Tanto più se, come si adombra in riva al Potomac, “l’ingegnere dei droni” non fosse solo un imprenditore di confine ma una figura con stretti e organici legami con i Pasdaran e il loro “complesso militar-industriale”, particolarmente attento alla tecnologia missilistica, campo nel quale, in assenza del nucleare militare, la Repubblica Islamica fonda la sua residua deterrenza. È l’insieme di questi elementi – accuse statunitensi ai due iraniani di aver “cospirato” per esportare tecnologia sensibile e aver minacciato, in tal modo, “la sicurezza degli Stati Uniti”, la transizione alla Casa Bianca, il profilo di Abedini e la sua rilevanza per la forza aero-spaziale dei Pasdaran –, a rendere il “puzzle dei detenuti” di difficile soluzione.

Un nodo che non può essere tagliato gordianamente a Roma, senza riverberarsi pesantemente sulle relazioni italo-americane, ma nemmeno a Teheran. Se non altro, perché i Pasdaran non possono permettersi, dopo gli scacchi subiti negli ultimi mesi, l’ennesimo colpo alla loro influenza e al loro prestigio.

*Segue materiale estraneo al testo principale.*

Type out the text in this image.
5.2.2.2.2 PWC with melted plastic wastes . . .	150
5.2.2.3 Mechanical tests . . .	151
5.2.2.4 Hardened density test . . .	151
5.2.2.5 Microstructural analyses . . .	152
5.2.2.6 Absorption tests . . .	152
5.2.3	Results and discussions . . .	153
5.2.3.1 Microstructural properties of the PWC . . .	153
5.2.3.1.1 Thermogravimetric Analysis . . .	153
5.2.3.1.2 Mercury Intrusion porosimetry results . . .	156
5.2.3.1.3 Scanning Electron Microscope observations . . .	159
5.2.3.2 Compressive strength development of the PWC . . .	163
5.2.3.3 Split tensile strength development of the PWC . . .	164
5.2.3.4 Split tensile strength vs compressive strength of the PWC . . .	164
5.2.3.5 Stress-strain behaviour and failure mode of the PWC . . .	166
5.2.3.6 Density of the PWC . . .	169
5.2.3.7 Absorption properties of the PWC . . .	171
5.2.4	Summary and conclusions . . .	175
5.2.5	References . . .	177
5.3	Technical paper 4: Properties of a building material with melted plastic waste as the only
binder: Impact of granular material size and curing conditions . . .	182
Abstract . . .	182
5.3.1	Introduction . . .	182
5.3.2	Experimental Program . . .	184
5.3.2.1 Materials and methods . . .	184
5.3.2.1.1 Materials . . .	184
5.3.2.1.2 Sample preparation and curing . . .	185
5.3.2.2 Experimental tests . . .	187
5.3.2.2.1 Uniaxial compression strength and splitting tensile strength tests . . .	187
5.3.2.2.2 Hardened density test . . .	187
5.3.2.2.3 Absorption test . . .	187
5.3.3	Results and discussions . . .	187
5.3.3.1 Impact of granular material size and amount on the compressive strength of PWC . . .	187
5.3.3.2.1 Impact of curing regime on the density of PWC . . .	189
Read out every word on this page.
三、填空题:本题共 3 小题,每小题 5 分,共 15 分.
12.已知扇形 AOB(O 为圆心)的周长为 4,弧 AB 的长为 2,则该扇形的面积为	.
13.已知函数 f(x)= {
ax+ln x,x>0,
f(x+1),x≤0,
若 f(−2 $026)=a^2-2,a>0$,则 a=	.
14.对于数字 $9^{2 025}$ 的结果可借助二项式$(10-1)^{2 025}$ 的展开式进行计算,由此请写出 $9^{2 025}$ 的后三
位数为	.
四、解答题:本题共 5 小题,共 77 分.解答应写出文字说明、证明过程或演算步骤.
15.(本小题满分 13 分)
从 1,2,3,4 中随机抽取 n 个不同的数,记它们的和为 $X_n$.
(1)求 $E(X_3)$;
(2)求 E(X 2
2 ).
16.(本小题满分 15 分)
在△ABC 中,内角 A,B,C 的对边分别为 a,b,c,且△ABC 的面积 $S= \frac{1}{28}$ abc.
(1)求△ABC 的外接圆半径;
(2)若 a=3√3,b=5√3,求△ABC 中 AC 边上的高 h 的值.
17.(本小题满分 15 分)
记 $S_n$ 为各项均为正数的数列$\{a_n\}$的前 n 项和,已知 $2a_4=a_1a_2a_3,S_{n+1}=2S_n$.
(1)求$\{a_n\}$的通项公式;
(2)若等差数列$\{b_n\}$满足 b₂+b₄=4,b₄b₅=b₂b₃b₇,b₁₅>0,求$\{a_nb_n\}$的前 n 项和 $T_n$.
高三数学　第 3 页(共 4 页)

Non provare tutto per riportare a casa Abedini, minerebbe profondamente quegli elementi di protezione, affidabilità, lealtà, che consentono a organismi che agiscono istituzionalmente nella terra di nessuno del segreto, di agire preservando la tenuta di quelle stesse organizzazioni.

Riottenere Abedini, usando drammaticamente Sala come ostaggio – anche nel caso la crisi esterna e interna si saldi e precipiti e si voglia condizionare l’Italia alleato degli Usa e Israele – è la carta gettata sul tavolo dai Pasdaran.